La más antigua, en bendita sea la parte, me la gané de niño al caerme de culo sobre la lumbre que ardía en la trébede de la cocina de la casa de mi madre en el pueblo. Yo no recuerdo nada de aquel incidente, pero mi madre me lo contó. Y, un día, en escorzo ante el espejo, descubrí las irregularidades cutáneas dejadas por la quemadura un una de las nalgas y que yo, durante, decenas de años, no había advertido.
La más impresionante la obtuve a los cinco años, cuando al bajar la basura me enganché con una bolsa llena de cristales de botella produciéndome una horrible herida inciso contusa a la altura de la rodilla. Medio siglo después aún recuerdo la visión del chorro de sangre que salía a borbotones bañándome la pierna mientras corría escaleras arriba buscando la ayuda materna.
La única herida de "guerra" que poseo me la infligieron en aquel mismo barrio de Burgos. En este caso aún conservo el proyectil en el brazo, a la altura del codo. Tuvieron que pasar muchos años para que el perdigón que se aloja entre la musculatura se mostrara casualmente en una radiografía de tórax. El médico, que investigaba mi aparto respiratorio, encontró un brillante puntito en la articulación del brazo izquierdo. Palpó la zona y sintió un pequeño bulto: "Parece un perdigón..." -dijo-. Después del pasmo inicial, atando cabos y repasando imágenes archivadas en las profundidades de la memoria, pude trazar la historia de aquel proyectil. Era, evidentemente, la consecuencia de aquellas persecuciones de los matones del barrio armados con carabinas que por diversión disparaban contra los más pequeños e indefensos para amedrentarnos pero que, a veces, hacían diana (voluntariamente o no) sobre nosotros. En mi caso recuerdo haberme protegido en una ocasión entre las ruinas de un sótano y que la pandilla acosadora estuvo disparando contra las paredes con la intención de que nos alcanzara alguno de los proyectiles rebotados... Debió se ser así aunque, el pánico tuvo que hacerme olvidar el dolor, no presté mucha importancia a la sangre que brotaba de mi extremidad. Bastante tenía con huir aprovechando que, cansados de su juego cruel, se alejaron minutos después.
De otras pequeñas guerras infantiles, obtuve condecoraciones en forma de moratones, contusiones y descalabros... casi todas en las peligrosas dreas !a mano! o con tirachinas y que, semana sí y semana también, se organizaban en el Campo de Carbonilla; un extenso campo de batalla en el que aprendimos la trayectoria parabólica de los proyectiles con aprovechamiento "cum laude" y alternábamos la función de lanzador con la de diana.

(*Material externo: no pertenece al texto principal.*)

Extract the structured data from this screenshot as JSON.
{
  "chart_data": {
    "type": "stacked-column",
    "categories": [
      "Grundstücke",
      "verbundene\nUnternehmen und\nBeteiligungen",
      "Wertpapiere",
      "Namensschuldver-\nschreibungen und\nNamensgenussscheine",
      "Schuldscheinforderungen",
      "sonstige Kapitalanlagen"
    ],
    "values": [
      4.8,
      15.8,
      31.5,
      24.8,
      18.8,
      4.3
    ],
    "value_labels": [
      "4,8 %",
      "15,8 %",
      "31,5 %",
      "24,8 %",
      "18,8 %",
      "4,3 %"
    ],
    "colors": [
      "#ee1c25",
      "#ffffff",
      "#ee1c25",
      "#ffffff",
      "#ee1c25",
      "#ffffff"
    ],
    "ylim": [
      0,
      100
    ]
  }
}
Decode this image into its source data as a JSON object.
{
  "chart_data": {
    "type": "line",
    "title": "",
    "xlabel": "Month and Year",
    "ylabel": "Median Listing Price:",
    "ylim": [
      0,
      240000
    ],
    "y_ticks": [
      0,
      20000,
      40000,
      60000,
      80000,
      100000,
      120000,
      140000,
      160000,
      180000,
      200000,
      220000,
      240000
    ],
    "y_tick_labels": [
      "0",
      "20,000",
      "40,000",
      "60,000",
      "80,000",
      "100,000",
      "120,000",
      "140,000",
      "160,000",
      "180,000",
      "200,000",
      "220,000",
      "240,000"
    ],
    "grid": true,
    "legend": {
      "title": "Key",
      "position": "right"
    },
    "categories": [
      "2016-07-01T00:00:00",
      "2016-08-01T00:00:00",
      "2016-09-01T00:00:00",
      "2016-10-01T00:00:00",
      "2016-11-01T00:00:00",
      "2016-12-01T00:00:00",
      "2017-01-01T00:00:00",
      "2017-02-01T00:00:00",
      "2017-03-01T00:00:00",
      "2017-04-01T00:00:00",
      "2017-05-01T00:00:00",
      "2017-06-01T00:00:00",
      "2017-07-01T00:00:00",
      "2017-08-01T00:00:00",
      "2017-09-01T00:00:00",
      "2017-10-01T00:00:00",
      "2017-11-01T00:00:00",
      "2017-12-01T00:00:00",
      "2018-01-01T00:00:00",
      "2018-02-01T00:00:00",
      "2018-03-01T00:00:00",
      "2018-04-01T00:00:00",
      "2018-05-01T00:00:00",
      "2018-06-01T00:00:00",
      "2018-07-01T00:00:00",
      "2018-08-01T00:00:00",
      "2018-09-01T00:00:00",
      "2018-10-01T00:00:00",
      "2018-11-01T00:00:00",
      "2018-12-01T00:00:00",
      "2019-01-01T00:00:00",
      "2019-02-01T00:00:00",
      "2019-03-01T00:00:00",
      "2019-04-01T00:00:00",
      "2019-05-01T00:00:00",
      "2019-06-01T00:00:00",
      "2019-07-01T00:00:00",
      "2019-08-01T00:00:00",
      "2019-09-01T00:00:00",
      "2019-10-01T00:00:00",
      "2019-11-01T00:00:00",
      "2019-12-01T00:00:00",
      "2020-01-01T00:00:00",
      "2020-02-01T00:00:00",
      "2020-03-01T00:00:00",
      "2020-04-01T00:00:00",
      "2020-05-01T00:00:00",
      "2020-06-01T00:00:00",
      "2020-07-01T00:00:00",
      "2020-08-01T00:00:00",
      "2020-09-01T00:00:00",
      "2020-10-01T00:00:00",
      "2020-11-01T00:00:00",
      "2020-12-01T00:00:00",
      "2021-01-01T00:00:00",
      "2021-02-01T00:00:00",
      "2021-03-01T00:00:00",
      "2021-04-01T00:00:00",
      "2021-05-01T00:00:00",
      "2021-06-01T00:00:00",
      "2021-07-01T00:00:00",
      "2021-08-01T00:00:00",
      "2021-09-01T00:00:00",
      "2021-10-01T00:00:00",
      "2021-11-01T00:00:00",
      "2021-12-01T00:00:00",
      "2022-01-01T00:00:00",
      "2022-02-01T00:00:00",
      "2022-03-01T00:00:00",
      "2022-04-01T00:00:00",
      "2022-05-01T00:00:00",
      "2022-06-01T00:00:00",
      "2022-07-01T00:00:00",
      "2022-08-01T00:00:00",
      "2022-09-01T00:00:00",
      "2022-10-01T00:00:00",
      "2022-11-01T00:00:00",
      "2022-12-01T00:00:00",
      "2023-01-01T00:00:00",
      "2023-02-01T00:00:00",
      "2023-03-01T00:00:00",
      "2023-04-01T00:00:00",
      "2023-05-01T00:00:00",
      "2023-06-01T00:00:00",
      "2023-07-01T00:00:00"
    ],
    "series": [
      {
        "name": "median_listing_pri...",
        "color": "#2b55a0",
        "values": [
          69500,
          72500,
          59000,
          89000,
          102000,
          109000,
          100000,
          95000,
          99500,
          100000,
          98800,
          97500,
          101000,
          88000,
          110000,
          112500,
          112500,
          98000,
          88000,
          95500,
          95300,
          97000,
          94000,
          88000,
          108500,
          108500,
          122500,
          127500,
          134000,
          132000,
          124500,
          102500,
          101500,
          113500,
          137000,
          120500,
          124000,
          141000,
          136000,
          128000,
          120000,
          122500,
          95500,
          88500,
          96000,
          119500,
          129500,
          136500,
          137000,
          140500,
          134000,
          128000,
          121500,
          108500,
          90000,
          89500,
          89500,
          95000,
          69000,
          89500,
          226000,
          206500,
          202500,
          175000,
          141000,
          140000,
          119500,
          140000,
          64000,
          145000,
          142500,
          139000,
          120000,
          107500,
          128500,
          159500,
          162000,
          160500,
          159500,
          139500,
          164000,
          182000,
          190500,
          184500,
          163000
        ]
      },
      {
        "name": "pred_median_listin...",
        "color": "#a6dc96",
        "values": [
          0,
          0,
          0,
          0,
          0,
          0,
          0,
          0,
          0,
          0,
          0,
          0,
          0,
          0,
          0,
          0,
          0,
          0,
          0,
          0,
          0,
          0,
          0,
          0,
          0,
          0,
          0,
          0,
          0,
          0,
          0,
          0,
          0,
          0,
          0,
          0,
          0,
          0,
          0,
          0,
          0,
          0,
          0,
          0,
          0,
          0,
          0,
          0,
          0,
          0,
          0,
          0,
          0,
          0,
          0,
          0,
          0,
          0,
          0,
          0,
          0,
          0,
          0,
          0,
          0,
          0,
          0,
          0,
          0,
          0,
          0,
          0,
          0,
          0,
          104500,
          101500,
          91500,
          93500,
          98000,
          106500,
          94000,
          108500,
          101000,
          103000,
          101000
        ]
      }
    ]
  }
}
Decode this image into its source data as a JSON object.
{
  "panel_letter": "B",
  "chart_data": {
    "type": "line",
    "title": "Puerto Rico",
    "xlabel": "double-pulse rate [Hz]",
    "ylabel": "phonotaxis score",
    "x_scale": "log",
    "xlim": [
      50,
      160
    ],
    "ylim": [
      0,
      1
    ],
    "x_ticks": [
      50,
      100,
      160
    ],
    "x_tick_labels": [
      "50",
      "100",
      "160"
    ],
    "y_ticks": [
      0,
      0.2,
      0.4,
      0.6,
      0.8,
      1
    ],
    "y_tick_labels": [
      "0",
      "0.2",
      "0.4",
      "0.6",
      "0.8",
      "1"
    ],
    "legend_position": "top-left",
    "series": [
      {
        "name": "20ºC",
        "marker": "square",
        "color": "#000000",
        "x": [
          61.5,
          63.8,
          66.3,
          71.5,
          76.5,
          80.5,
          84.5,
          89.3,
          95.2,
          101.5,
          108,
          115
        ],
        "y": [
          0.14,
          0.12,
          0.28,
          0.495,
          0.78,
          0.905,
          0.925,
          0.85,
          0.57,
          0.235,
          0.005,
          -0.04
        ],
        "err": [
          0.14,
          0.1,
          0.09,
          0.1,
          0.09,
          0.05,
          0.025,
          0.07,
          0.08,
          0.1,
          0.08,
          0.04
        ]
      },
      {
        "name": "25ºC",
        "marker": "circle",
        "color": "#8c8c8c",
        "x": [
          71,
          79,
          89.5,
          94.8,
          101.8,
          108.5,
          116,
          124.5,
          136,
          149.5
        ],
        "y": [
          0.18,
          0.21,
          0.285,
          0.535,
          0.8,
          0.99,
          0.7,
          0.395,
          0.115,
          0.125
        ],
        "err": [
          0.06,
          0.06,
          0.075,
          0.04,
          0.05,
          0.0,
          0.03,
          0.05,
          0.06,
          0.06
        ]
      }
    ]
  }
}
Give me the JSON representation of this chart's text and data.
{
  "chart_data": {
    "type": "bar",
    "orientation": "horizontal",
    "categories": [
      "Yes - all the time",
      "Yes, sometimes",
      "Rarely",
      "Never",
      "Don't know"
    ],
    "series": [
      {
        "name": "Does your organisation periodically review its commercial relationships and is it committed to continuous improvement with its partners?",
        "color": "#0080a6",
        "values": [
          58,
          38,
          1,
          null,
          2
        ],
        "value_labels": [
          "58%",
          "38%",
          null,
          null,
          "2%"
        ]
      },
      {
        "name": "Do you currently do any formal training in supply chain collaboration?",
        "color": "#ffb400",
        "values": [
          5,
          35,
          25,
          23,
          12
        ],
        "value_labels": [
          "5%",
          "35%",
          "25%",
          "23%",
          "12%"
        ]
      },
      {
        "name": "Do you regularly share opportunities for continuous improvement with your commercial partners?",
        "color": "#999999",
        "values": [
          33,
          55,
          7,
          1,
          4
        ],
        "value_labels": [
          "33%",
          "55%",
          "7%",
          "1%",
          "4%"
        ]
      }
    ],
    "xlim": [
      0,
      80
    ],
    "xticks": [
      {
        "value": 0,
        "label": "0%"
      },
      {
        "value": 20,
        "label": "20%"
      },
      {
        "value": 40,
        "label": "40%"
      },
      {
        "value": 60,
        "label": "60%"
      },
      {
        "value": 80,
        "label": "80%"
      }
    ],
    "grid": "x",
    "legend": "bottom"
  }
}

También de aquellos años data la más seria lesión. Fue una honrosa lesión futbolística, producida por culpa de una traicionera zancadilla cuando corría impetuosamente tras el balón. No hubiera pasado de una aparatosa caída si no fuera porque se interpuso una columna de cemento de las que soportaban el porche del colegio Liceo Castilla. Choqué de frente con aquel pilar quedando inconsciente por un momento y sangrando escandalosamente. Los hermanos maristas, alarmados, me condujeron rápidamente a un centro médico. Aún, más de cuarenta años después, se observa una leve cicatriz en la frente.
Debí aprender a protegerme a partir de entonces porque no recuerdo lesiones de importancia hasta casi la edad de treinta años. En esas fechas fui objeto de herida de arma blanca autoinflingida con un afilado cuter al dividir unas cañas en plena clase para fabricar cometas de papel. El corte, al lado de la uña del índice de la mano izquierda, me dejó una cicatriz perfectamente visible hoy en día. Recuerdo el vivo escozor, el hueso que se veía al fondo del corte abierto en medio centímetro y la cara de pánico de mis compañeros cuando me llevaban a urgencias.
Y de las otras, más vulgares, nada cuento. Todos hemos pasado por uñas aplastadas, coscorrones imprevistos, dolorosos esguinces, raspones, escoceduras... Y de aquellas, las heridas interiores, las más dolorosa y profundas; tampoco contaré nada hoy. Pertenecen al álbum de los sentimientos. Todavía estoy haciendo la colección.